We had moved into a little cottage in the woods, surrounded on all sides by tall trees, all of them deciduous. That meant in winter, there seemed to be plenty of sun. We planted the roses, not bothering to prepare the ground or adding any compost or fertilizer. In March, the bushes began to put out and looked healthy. By late April, there were fat buds, and in May we had some blooms.
But by that time, the sunny space was not sunny anymore. In fact, it was in pretty deep shade. Soon the black spot started, and the yellow leaves dropped off. By the end of the summer, there were mainly just green stems.
I can't remember how long the bushes lived - not very long, I'm sure.
Twenty-one years of writing about gardens, going on tours, scouting for a TV show - one would think I could grow anything. When I had to take down an enormous white oak tree that hung over my house, I was delighted to see I had sun, so much in fact, that the English ivy covering a tall bank all died from the western exposure.
I could see, too, that there were some spots outside my den window of what seemed to be full sun - enough to grow roses. So, I put in my order, had some heavy iron arbors installed and piled on the compost and garden lime. The roses came in April, and soon I had thick buds forming.
That lasted about a week. My assumption that the deer wouldn't come right up to the wall of the house was wrong. In one night, they ate every bud.
But that wasn't the whole problem. The patches of full sun I'd counted on weren't there anymore. I started moving some of the plants to the back terrace where the sun blasts almost all day long. Things were fine until the chipmunks found it amusing to dig the plants up. I put rocks all around the roots. They just moved the rocks (how, I don't know), and had the plants out of the soil by the next day.

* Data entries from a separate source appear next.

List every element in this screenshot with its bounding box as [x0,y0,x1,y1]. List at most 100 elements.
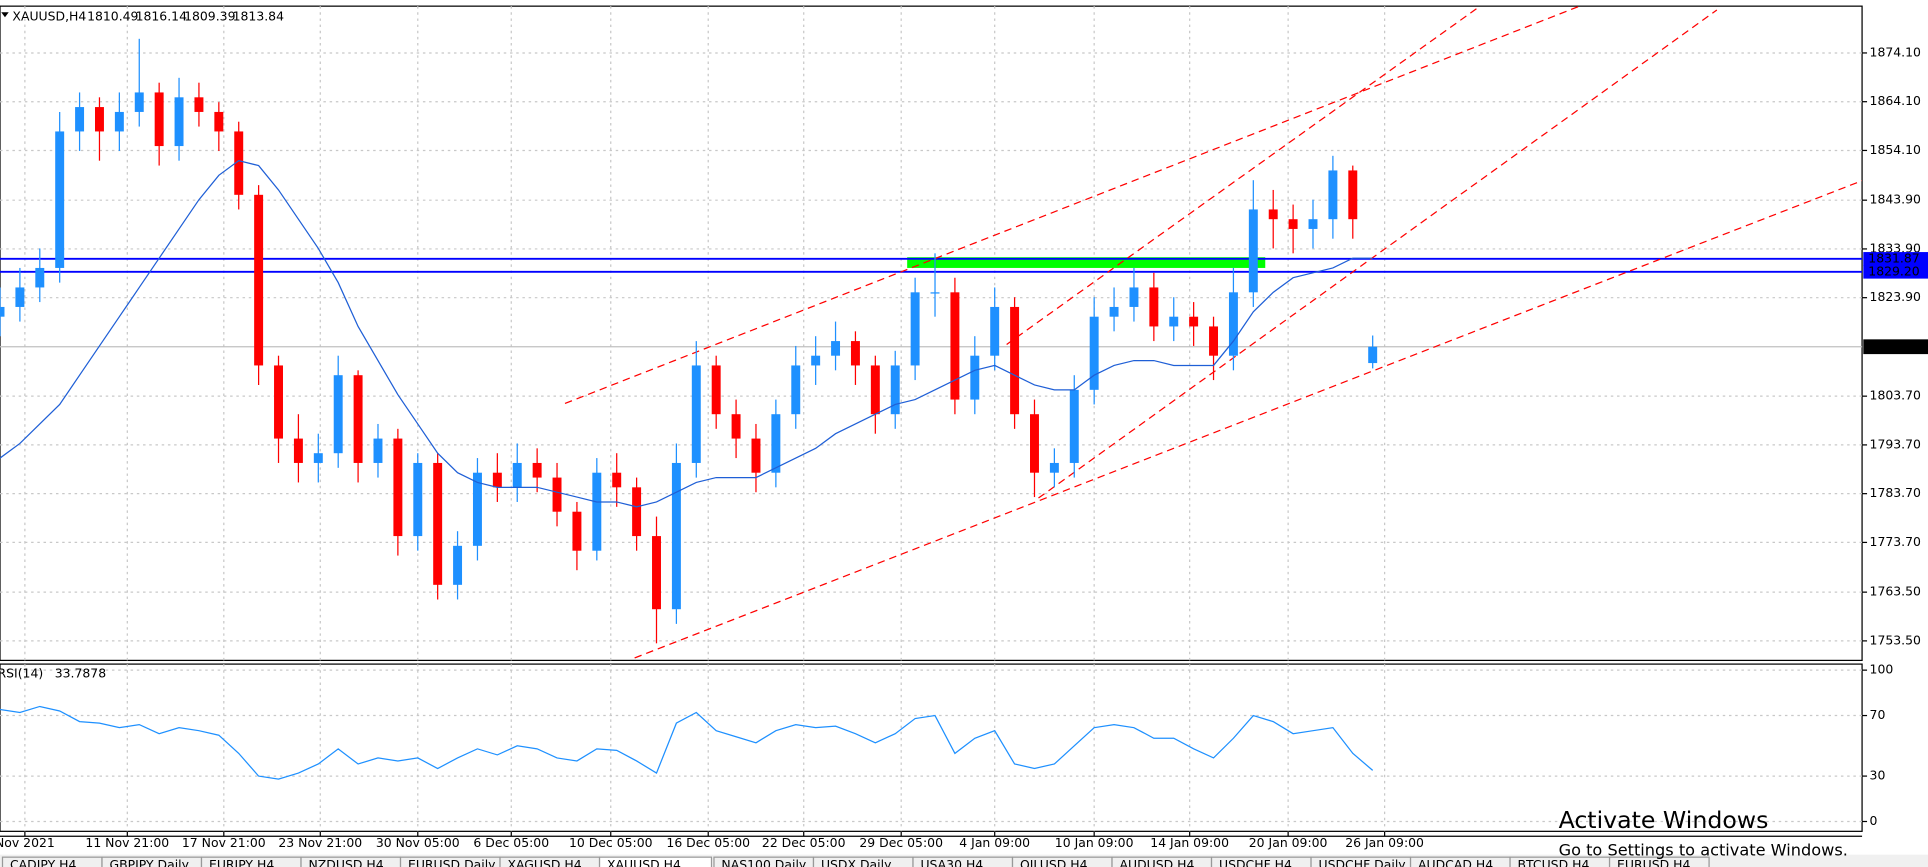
candle-body [1149,287,1159,327]
candle-body [0,306,5,317]
y-tick-label: 0 [1870,814,1878,828]
x-tick-label: 20 Jan 09:00 [1249,836,1328,850]
tabs: CADJPY,H4 GBPJPY,Daily EURJPY,H4 NZDUSD,H4 E… [1,856,1710,867]
candle-body [114,111,124,132]
tab-label[interactable]: GBPJPY,Daily [109,858,189,867]
candle-body [15,287,25,307]
candle-body [612,472,622,488]
candle-body [472,472,482,546]
candle-body [1109,306,1119,317]
x-tick-label: 30 Nov 05:00 [376,836,460,850]
y-tick-label: 1783.70 [1870,486,1922,500]
candle-body [1228,292,1238,356]
bid-label: 1813.84 [1868,339,1920,353]
candle-body [1268,209,1278,220]
candle-body [333,375,343,454]
x-tick-label: 6 Dec 05:00 [473,836,549,850]
candle-body [1368,346,1378,364]
y-tick-label: 1793.70 [1870,437,1922,451]
x-tick-label: 17 Nov 21:00 [182,836,266,850]
candle-body [35,267,45,288]
candle-body [1348,170,1358,220]
candle-body [930,292,940,294]
moving-average [0,160,1373,508]
rsi-line [0,705,1374,780]
candle-body [910,292,920,366]
candle-body [134,92,144,112]
tab-label[interactable]: AUDCAD,H4 [1418,858,1493,867]
candle-body [433,462,443,585]
candle-body [1209,326,1219,356]
y-tick-label: 1854.10 [1870,143,1922,157]
y-tick-label: 1864.10 [1870,94,1922,108]
tab-label[interactable]: USDCHF,Daily [1319,858,1406,867]
x-tick-label: 23 Nov 21:00 [278,836,362,850]
tab-label[interactable]: XAUUSD,H4 [607,858,681,867]
candle-body [711,365,721,415]
candle-body [453,545,463,585]
candle-body [274,365,283,439]
tab-label[interactable]: BTCUSD,H4 [1518,858,1590,867]
candle-body [1288,219,1298,229]
tab-label[interactable]: USDX,Daily [821,858,891,867]
level-label: 1829.20 [1868,264,1920,278]
x-tick-label: 4 Jan 09:00 [959,836,1030,850]
x-tick-label: Nov 2021 [0,836,55,850]
tab-label[interactable]: NAS100,Daily [721,858,806,867]
tab[interactable] [1608,856,1710,867]
tab-label[interactable]: USA30,H4 [920,858,983,867]
ohlc-high: 1816.14 [136,10,188,24]
candle-body [1248,209,1258,293]
watermark-subtitle: Go to Settings to activate Windows. [1559,841,1848,860]
candle-body [55,131,65,268]
candle-body [512,462,522,488]
tab-label[interactable]: EURJPY,H4 [209,858,274,867]
rsi-value: 33.7878 [55,666,107,680]
y-tick-label: 1874.10 [1870,45,1922,59]
x-tick-label: 10 Dec 05:00 [569,836,653,850]
y-tick-label: 1833.90 [1870,241,1922,255]
candle-body [293,438,303,463]
candle-body [552,477,562,512]
tab-label[interactable]: USDCHF,H4 [1219,858,1292,867]
candle-body [492,472,502,488]
candle-body [94,107,104,132]
candle-body [1129,287,1139,307]
candle-body [532,462,542,478]
y-tick-label: 1753.50 [1870,633,1922,647]
tab-label[interactable]: NZDUSD,H4 [308,858,383,867]
ohlc-close: 1813.84 [233,10,285,24]
y-tick-label: 1763.50 [1870,585,1922,599]
level-label-box [1863,265,1928,279]
tab[interactable] [598,856,713,867]
y-tick-label: 1803.70 [1870,389,1922,403]
rsi-name: RSI(14) [0,666,43,680]
candle-body [850,341,860,366]
candle-body [831,341,841,356]
y-tick-label: 100 [1870,663,1894,677]
candle-body [373,438,383,463]
x-tick-label: 16 Dec 05:00 [666,836,750,850]
tab-label[interactable]: EURUSD,Daily [408,858,496,867]
level-label-box [1863,252,1928,266]
y-tick-label: 1773.70 [1870,535,1922,549]
x-tick-label: 26 Jan 09:00 [1345,836,1424,850]
tab-label[interactable]: CADJPY,H4 [10,858,77,867]
candle-body [870,365,880,415]
plot-layer: 1874.10 1864.10 1854.10 1843.90 1833.90 1823.… [0,6,1928,850]
candle-body [691,365,701,463]
tab-label[interactable]: EURUSD,H4 [1617,858,1690,867]
x-tick-label: 22 Dec 05:00 [762,836,846,850]
x-tick-label: 14 Jan 09:00 [1150,836,1229,850]
candle-body [1069,389,1079,463]
y-tick-label: 1843.90 [1870,193,1922,207]
candle-body [234,131,244,195]
tab-label[interactable]: XAGUSD,H4 [507,858,581,867]
tab-label[interactable]: OILUSD,H4 [1020,858,1088,867]
candle-body [811,355,821,366]
candle-body [970,355,980,400]
candle-body [632,487,642,537]
candle-body [313,453,323,463]
tab-label[interactable]: AUDUSD,H4 [1119,858,1194,867]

I am not going to give up. I want roses. I'll never have anything like the display in the above photo I took in the village of Giverny in France. But, when things settle down a bit, I'm going to throw myself into making a success of at least a few climbing roses. I don't know quite how I'm going to deal with the deer (the Milorganite molded with all the rain, and I used up I don't know how many bars of Irish Spring soap), but I'll figure out something. A high school classmate told me I need to string up some fishing line, so I'll try that.
Next May, I hope to report here that I will be looking out of this window at a mass of roses. I'm having a deja vu that I've said all of this before. I'm comforting myself that I have spent all my time writing a book and just haven't had a moment to work outside. There truly is one spot of sun, and I mean to coax some big, blousy roses out of the space. I may even have a rose or two in October, as I just saw a bud emerging on a very spindly plant. If I can outsmart the deer, this may actually happen.